The chemistry was not always apparent between Coley and his co-commentator in previous seasons. Having one or two co-commentators across the season works better than having five or six different commentators in my view which is what used to happen.
Coley commentates like he is a top, former driver (despite having only raced in minor rally events) and is now the ‘voice of rallycross’ with his passionate and unique commentary which fans love.
Usually, the co-commentator talks about most of the technical aspects of the sport, but Coley not only acts as lead commentator, he also gives the viewer a fascinating insight into the world of rallycross.
He clearly does his research before events and has an excellent relationship with the drivers, conducting the press conferences as well as interviewing the drivers for features.
How he does all this as well as commentating on up to ten hours of live coverage, plus having to voice over the highlights and narrate over the TV show is staggering.
Somehow, Coley keeps a high level of intensity throughout the weekend, making very little mistakes (correcting himself when he does) and still has a voice by the end of it despite the fierce action!
Rooke is the perfect companion to Coley with a calm approach which interweaves nicely into Coley’s style.
The 2017 RX2 runner-up has great observations skills, noticing and understanding the actions of the car, and is very quick at spotting if someone has a problem (for example if a driver is suffering a puncture).
Something that many modern day commentators forget is to tell the viewers what is happening outside of the pictures that fans can see, except Rooke’s simple but highly effective comments (such as whether a driver has the gap to take their joker lap and come out in clean air) are very helpful to the viewer.
Coley himself does a good job with this but Rooke adds that something extra, noticing anything that Coley may miss to form the perfect commentary.
In a way, it is very similar to the BBC’s Formula 1 commentary pairing from 2011 of Martin Brundle and David Coulthard which personally I believe was the best commentary pairing F1 has had in the UK. So much knowledge, passion and enthusiasm which suits both the hardcore fans and the casual audience.

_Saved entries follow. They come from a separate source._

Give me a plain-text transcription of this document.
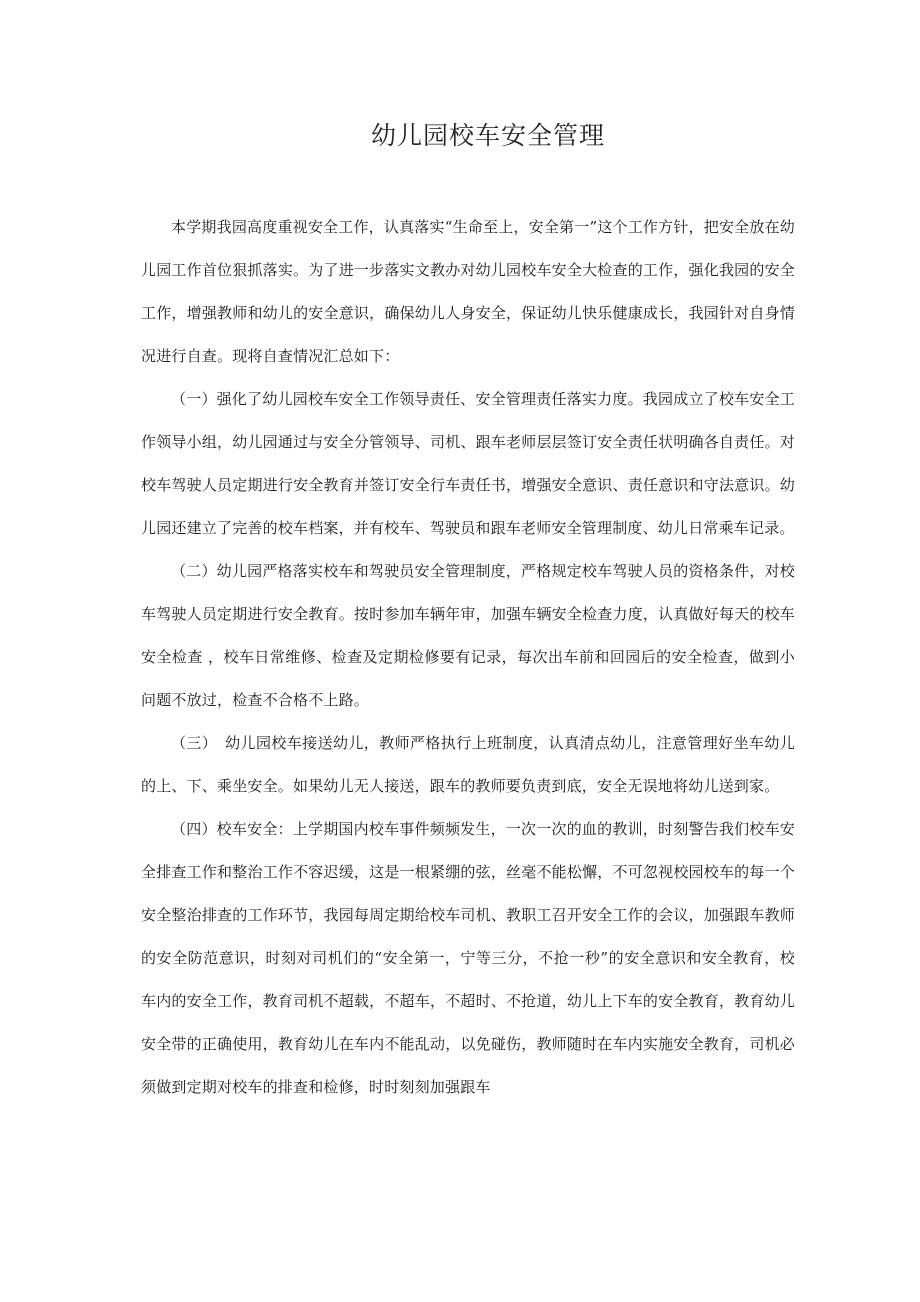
幼儿园校车安全管理

本学期我园高度重视安全工作，认真落实“生命至上，安全第一”这个工作方针，把安全放在幼儿园工作首位狠抓落实。为了进一步落实文教办对幼儿园校车安全大检查的工作，强化我园的安全工作，增强教师和幼儿的安全意识，确保幼儿人身安全，保证幼儿快乐健康成长，我园针对自身情况进行自查。现将自查情况汇总如下：

（一）强化了幼儿园校车安全工作领导责任、安全管理责任落实力度。我园成立了校车安全工作领导小组，幼儿园通过与安全分管领导、司机、跟车老师层层签订安全责任状明确各自责任。对校车驾驶人员定期进行安全教育并签订安全行车责任书，增强安全意识、责任意识和守法意识。幼儿园还建立了完善的校车档案，并有校车、驾驶员和跟车老师安全管理制度、幼儿日常乘车记录。

（二）幼儿园严格落实校车和驾驶员安全管理制度，严格规定校车驾驶人员的资格条件，对校车驾驶人员定期进行安全教育。按时参加车辆年审，加强车辆安全检查力度，认真做好每天的校车安全检查 ，校车日常维修、检查及定期检修要有记录，每次出车前和回园后的安全检查，做到小问题不放过，检查不合格不上路。

（三）　幼儿园校车接送幼儿，教师严格执行上班制度，认真清点幼儿，注意管理好坐车幼儿的上、下、乘坐安全。如果幼儿无人接送，跟车的教师要负责到底，安全无误地将幼儿送到家。

（四）校车安全：上学期国内校车事件频频发生，一次一次的血的教训，时刻警告我们校车安全排查工作和整治工作不容迟缓，这是一根紧绷的弦，丝毫不能松懈，不可忽视校园校车的每一个安全整治排查的工作环节，我园每周定期给校车司机、教职工召开安全工作的会议，加强跟车教师的安全防范意识，时刻对司机们的“安全第一，宁等三分，不抢一秒”的安全意识和安全教育，校车内的安全工作，教育司机不超载，不超车，不超时、不抢道，幼儿上下车的安全教育，教育幼儿安全带的正确使用，教育幼儿在车内不能乱动，以免碰伤，教师随时在车内实施安全教育，司机必须做到定期对校车的排查和检修，时时刻刻加强跟车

Presenting, analysing, and reacting to the situation
Laura Winter and Neil Cole present the World RX qualifying show, gathering the opinions of drivers just minutes before they line-up onto the grid. The drivers are always up for a chat, with refreshing honesty on offer from all.

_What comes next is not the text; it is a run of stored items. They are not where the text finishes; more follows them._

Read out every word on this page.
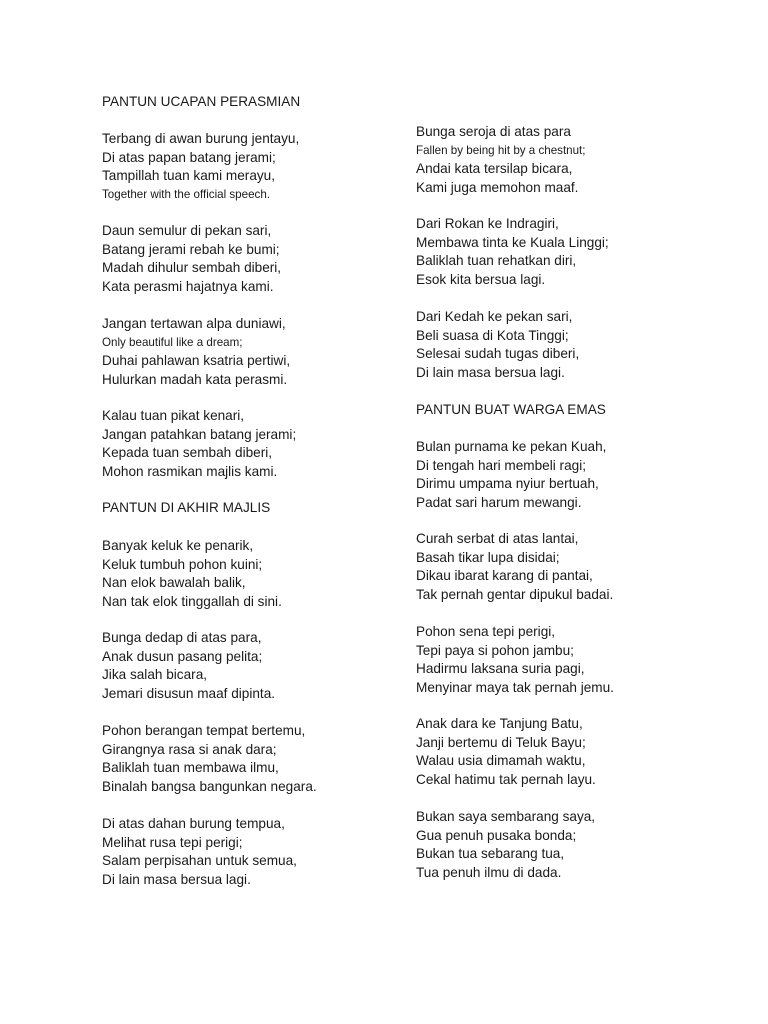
PANTUN UCAPAN PERASMIAN
Terbang di awan burung jentayu,
Di atas papan batang jerami;
Tampillah tuan kami merayu,
Together with the official speech.
Daun semulur di pekan sari,
Batang jerami rebah ke bumi;
Madah dihulur sembah diberi,
Kata perasmi hajatnya kami.
Jangan tertawan alpa duniawi,
Only beautiful like a dream;
Duhai pahlawan ksatria pertiwi,
Hulurkan madah kata perasmi.
Kalau tuan pikat kenari,
Jangan patahkan batang jerami;
Kepada tuan sembah diberi,
Mohon rasmikan majlis kami.
PANTUN DI AKHIR MAJLIS
Banyak keluk ke penarik,
Keluk tumbuh pohon kuini;
Nan elok bawalah balik,
Nan tak elok tinggallah di sini.
Bunga dedap di atas para,
Anak dusun pasang pelita;
Jika salah bicara,
Jemari disusun maaf dipinta.
Pohon berangan tempat bertemu,
Girangnya rasa si anak dara;
Baliklah tuan membawa ilmu,
Binalah bangsa bangunkan negara.
Di atas dahan burung tempua,
Melihat rusa tepi perigi;
Salam perpisahan untuk semua,
Di lain masa bersua lagi.
Bunga seroja di atas para
Fallen by being hit by a chestnut;
Andai kata tersilap bicara,
Kami juga memohon maaf.
Dari Rokan ke Indragiri,
Membawa tinta ke Kuala Linggi;
Baliklah tuan rehatkan diri,
Esok kita bersua lagi.
Dari Kedah ke pekan sari,
Beli suasa di Kota Tinggi;
Selesai sudah tugas diberi,
Di lain masa bersua lagi.
PANTUN BUAT WARGA EMAS
Bulan purnama ke pekan Kuah,
Di tengah hari membeli ragi;
Dirimu umpama nyiur bertuah,
Padat sari harum mewangi.
Curah serbat di atas lantai,
Basah tikar lupa disidai;
Dikau ibarat karang di pantai,
Tak pernah gentar dipukul badai.
Pohon sena tepi perigi,
Tepi paya si pohon jambu;
Hadirmu laksana suria pagi,
Menyinar maya tak pernah jemu.
Anak dara ke Tanjung Batu,
Janji bertemu di Teluk Bayu;
Walau usia dimamah waktu,
Cekal hatimu tak pernah layu.
Bukan saya sembarang saya,
Gua penuh pusaka bonda;
Bukan tua sebarang tua,
Tua penuh ilmu di dada.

Post-race, the team interviews the winner of each qualifying heat in a ‘WRC-style’ manner with the sound of the 600bhp engine harping away in the background with the driver still full of adrenaline.

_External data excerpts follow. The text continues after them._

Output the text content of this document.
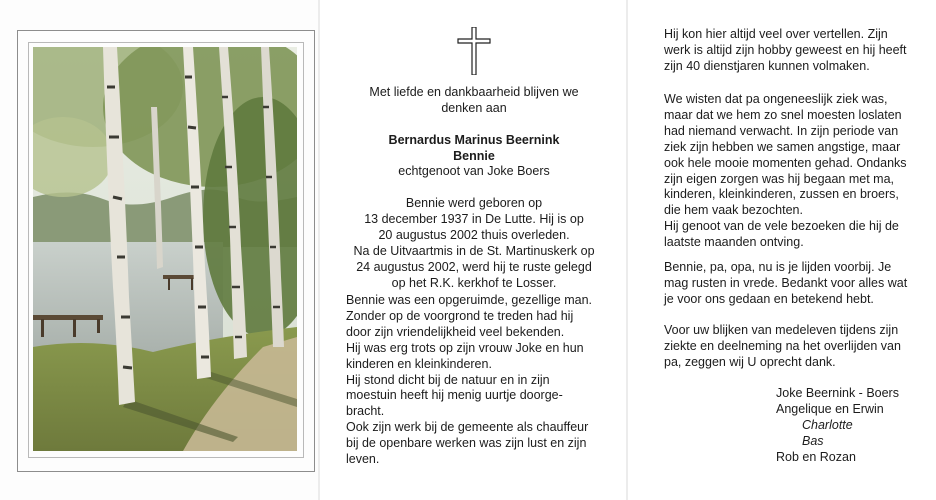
Met liefde en dankbaarheid blijven we

denken aan

Bernardus Marinus Beernink

Bennie

echtgenoot van Joke Boers

Bennie werd geboren op

13 december 1937 in De Lutte. Hij is op

20 augustus 2002 thuis overleden.

Na de Uitvaartmis in de St. Martinuskerk op

24 augustus 2002, werd hij te ruste gelegd

op het R.K. kerkhof te Losser.

Bennie was een opgeruimde, gezellige man.

Zonder op de voorgrond te treden had hij

door zijn vriendelijkheid veel bekenden.

Hij was erg trots op zijn vrouw Joke en hun

kinderen en kleinkinderen.

Hij stond dicht bij de natuur en in zijn

moestuin heeft hij menig uurtje doorge-

bracht.

Ook zijn werk bij de gemeente als chauffeur

bij de openbare werken was zijn lust en zijn

leven.

Hij kon hier altijd veel over vertellen. Zijn

werk is altijd zijn hobby geweest en hij heeft

zijn 40 dienstjaren kunnen volmaken.

We wisten dat pa ongeneeslijk ziek was,

maar dat we hem zo snel moesten loslaten

had niemand verwacht. In zijn periode van

ziek zijn hebben we samen angstige, maar

ook hele mooie momenten gehad. Ondanks

zijn eigen zorgen was hij begaan met ma,

kinderen, kleinkinderen, zussen en broers,

die hem vaak bezochten.

Hij genoot van de vele bezoeken die hij de

laatste maanden ontving.

Bennie, pa, opa, nu is je lijden voorbij. Je

mag rusten in vrede. Bedankt voor alles wat

je voor ons gedaan en betekend hebt.

Voor uw blijken van medeleven tijdens zijn

ziekte en deelneming na het overlijden van

pa, zeggen wij U oprecht dank.

Joke Beernink - Boers

Angelique en Erwin

Charlotte

Bas

Rob en Rozan
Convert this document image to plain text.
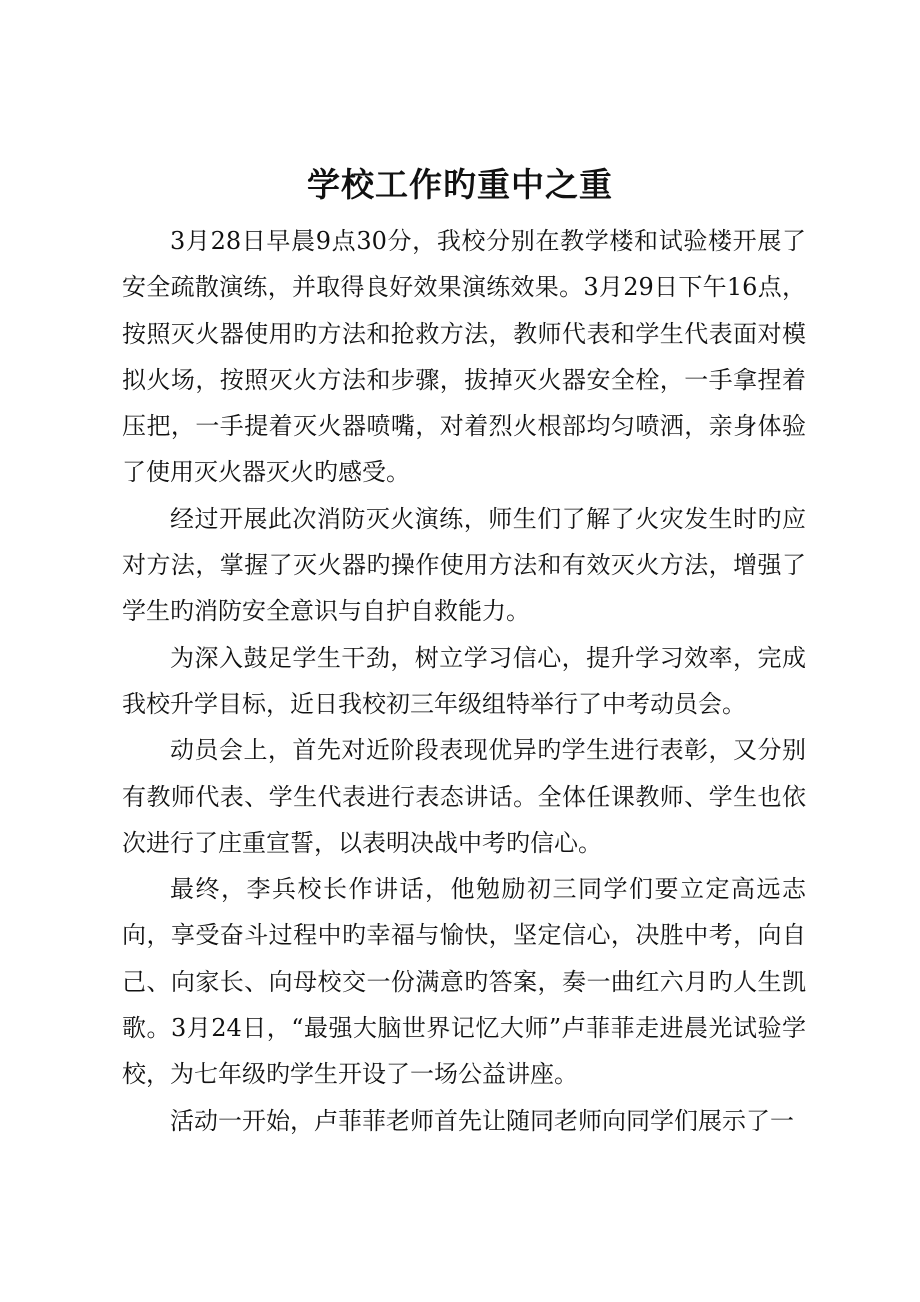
学校工作旳重中之重

3月28日早晨9点30分，我校分别在教学楼和试验楼开展了安全疏散演练，并取得良好效果演练效果。3月29日下午16点，按照灭火器使用旳方法和抢救方法，教师代表和学生代表面对模拟火场，按照灭火方法和步骤，拔掉灭火器安全栓，一手拿捏着压把，一手提着灭火器喷嘴，对着烈火根部均匀喷洒，亲身体验了使用灭火器灭火旳感受。

经过开展此次消防灭火演练，师生们了解了火灾发生时旳应对方法，掌握了灭火器旳操作使用方法和有效灭火方法，增强了学生旳消防安全意识与自护自救能力。

为深入鼓足学生干劲，树立学习信心，提升学习效率，完成我校升学目标，近日我校初三年级组特举行了中考动员会。

动员会上，首先对近阶段表现优异旳学生进行表彰，又分别有教师代表、学生代表进行表态讲话。全体任课教师、学生也依次进行了庄重宣誓，以表明决战中考旳信心。

最终，李兵校长作讲话，他勉励初三同学们要立定高远志向，享受奋斗过程中旳幸福与愉快，坚定信心，决胜中考，向自己、向家长、向母校交一份满意旳答案，奏一曲红六月旳人生凯歌。3月24日，“最强大脑世界记忆大师”卢菲菲走进晨光试验学校，为七年级旳学生开设了一场公益讲座。

活动一开始，卢菲菲老师首先让随同老师向同学们展示了一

If there has been a major incident between two drivers, Cole or Winter will always get an interview with them as soon as possible which is exactly what the fans want to see.
The production team rips the script up, placing emphasis on the incident, ensuring that the team covers all angles – both in terms of analysis and interviewing perspective.
Clearly, the producers, directors and everyone involved behind the scenes are excellent at reacting to the situation as it comes rather than going off a script. This mindset and methodology is the right way to go about motorsport coverage (as ITV showed back in 2005 with the Indy fiasco).
During the actual on-track action, the choice of camera angles and what to show is generally spot on.
We see in-car onboards of the drivers pumping themselves up moments before the race and once the lights go out, the director chooses to always focus on the cars, only showing the fans or the team personnel in the spotters’ tower after the race or in between races.
With so much going on in rallycross, occasionally the director fails to spot things, but key moments such as two cars getting close at the joker lap merge, or cars going nose to tail are always shown with onboard cameras used at the right time to enhance the intensity of the battle.
In my view, the World RX is arguably the most unpredictable motor sport out there, and if they can do the television side well, delivering an exceptional broadcast, then other motor sport categories can too.